Recall that Dangote had earlier petitioned the Independent Corrupt Practices and Other Related Offences Commission to investigate Ahmed for allegedly spending $5 million on his children’s secondary education in Switzerland. He withdrew the petition a few days ago, even as the ICPC vowed to continue with its investigation.

The statement on Friday said Dangote’s petition to the EFCC followed “The withdrawal of the same petition from the Independent Corrupt Practices and Other Related Offences Commission, a strategic decision aimed at accelerating the prosecution process.”

In the petition, signed by Lead Counsel Dr O.J. Onoja, Dangote urged the EFCC to investigate allegations of abuse of office and corrupt enrichment against Ahmed, and to prosecute him if found culpable.

The petition further stated that Dangote would provide evidence to substantiate claims of financial misconduct and impunity.
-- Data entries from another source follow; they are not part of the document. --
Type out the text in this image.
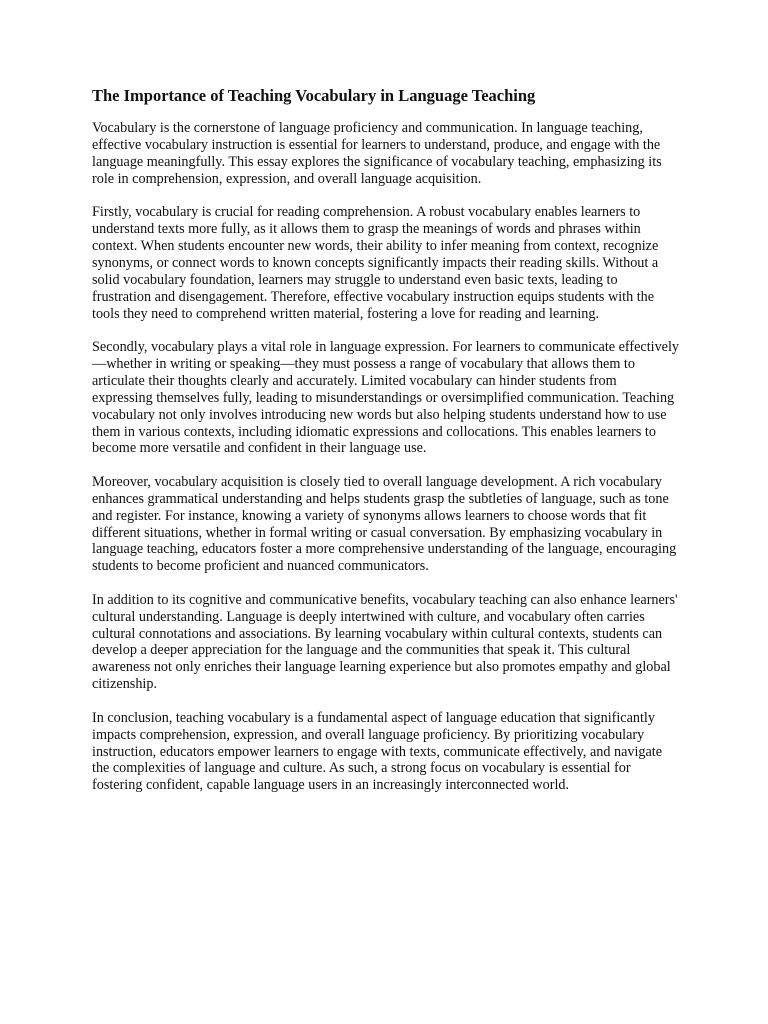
The Importance of Teaching Vocabulary in Language Teaching

Vocabulary is the cornerstone of language proficiency and communication. In language teaching, effective vocabulary instruction is essential for learners to understand, produce, and engage with the language meaningfully. This essay explores the significance of vocabulary teaching, emphasizing its role in comprehension, expression, and overall language acquisition.

Firstly, vocabulary is crucial for reading comprehension. A robust vocabulary enables learners to understand texts more fully, as it allows them to grasp the meanings of words and phrases within context. When students encounter new words, their ability to infer meaning from context, recognize synonyms, or connect words to known concepts significantly impacts their reading skills. Without a solid vocabulary foundation, learners may struggle to understand even basic texts, leading to frustration and disengagement. Therefore, effective vocabulary instruction equips students with the tools they need to comprehend written material, fostering a love for reading and learning.

Secondly, vocabulary plays a vital role in language expression. For learners to communicate effectively—whether in writing or speaking—they must possess a range of vocabulary that allows them to articulate their thoughts clearly and accurately. Limited vocabulary can hinder students from expressing themselves fully, leading to misunderstandings or oversimplified communication. Teaching vocabulary not only involves introducing new words but also helping students understand how to use them in various contexts, including idiomatic expressions and collocations. This enables learners to become more versatile and confident in their language use.

Moreover, vocabulary acquisition is closely tied to overall language development. A rich vocabulary enhances grammatical understanding and helps students grasp the subtleties of language, such as tone and register. For instance, knowing a variety of synonyms allows learners to choose words that fit different situations, whether in formal writing or casual conversation. By emphasizing vocabulary in language teaching, educators foster a more comprehensive understanding of the language, encouraging students to become proficient and nuanced communicators.

In addition to its cognitive and communicative benefits, vocabulary teaching can also enhance learners' cultural understanding. Language is deeply intertwined with culture, and vocabulary often carries cultural connotations and associations. By learning vocabulary within cultural contexts, students can develop a deeper appreciation for the language and the communities that speak it. This cultural awareness not only enriches their language learning experience but also promotes empathy and global citizenship.

In conclusion, teaching vocabulary is a fundamental aspect of language education that significantly impacts comprehension, expression, and overall language proficiency. By prioritizing vocabulary instruction, educators empower learners to engage with texts, communicate effectively, and navigate the complexities of language and culture. As such, a strong focus on vocabulary is essential for fostering confident, capable language users in an increasingly interconnected world.
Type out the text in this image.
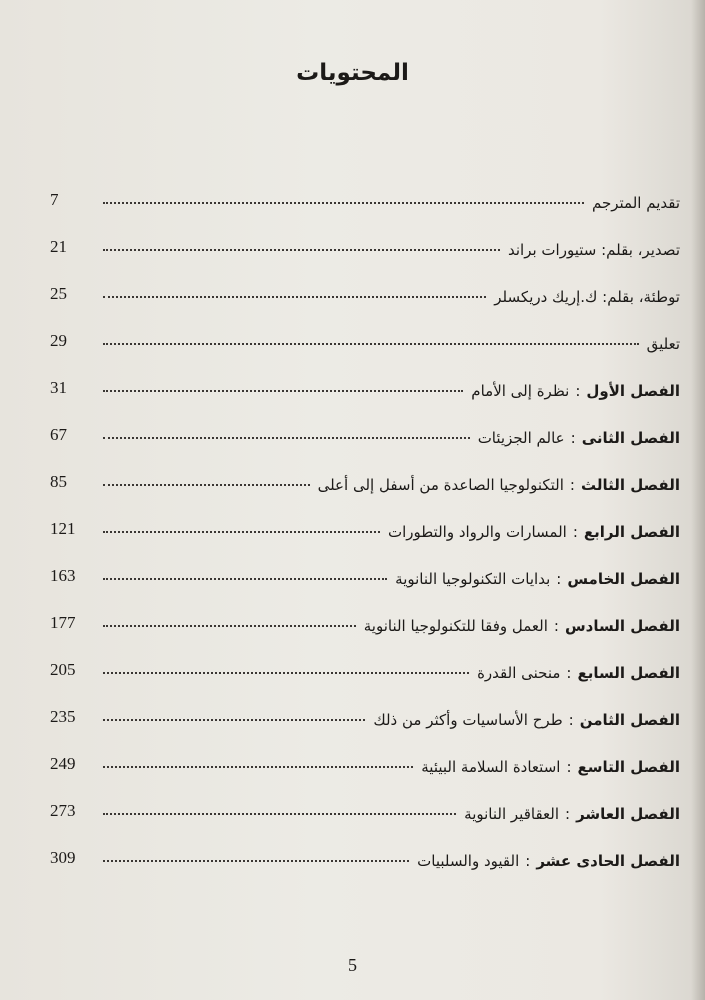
المحتويات
7	تقديم المترجم
21	تصدير، بقلم: ستيورات براند
25	توطئة، بقلم: ك.إريك دريكسلر
29	تعليق
31	الفصل الأول:نظرة إلى الأمام
67	الفصل الثانى:عالم الجزيئات
85	الفصل الثالث:التكنولوجيا الصاعدة من أسفل إلى أعلى
121	الفصل الرابع:المسارات والرواد والتطورات
163	الفصل الخامس:بدايات التكنولوجيا النانوية
177	الفصل السادس:العمل وفقا للتكنولوجيا النانوية
205	الفصل السابع:منحنى القدرة
235	الفصل الثامن:طرح الأساسيات وأكثر من ذلك
249	الفصل التاسع:استعادة السلامة البيئية
273	الفصل العاشر:العقاقير النانوية
309	الفصل الحادى عشر:القيود والسلبيات
5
“We make bold to state that the commission is strategically positioned, along with sister agencies, to prosecute financial crimes and corruption-related offences, and upon establishing a prima facie case, the courts do not hesitate to punish offenders. See Lawan v. F.R.N (2024) 12 NWLR (Pt. 1953) 501 and Shema v. F.R.N. (2018) 9 NWLR (Pt.1624) 337,” the petition read.

Onoja further urged the commission, under the leadership of Mr Olanipekun Olukoyede, “To investigate the complaint of abuse of office and corruption against Engr. Farouk Ahmed and to accordingly prosecute him if found wanting.”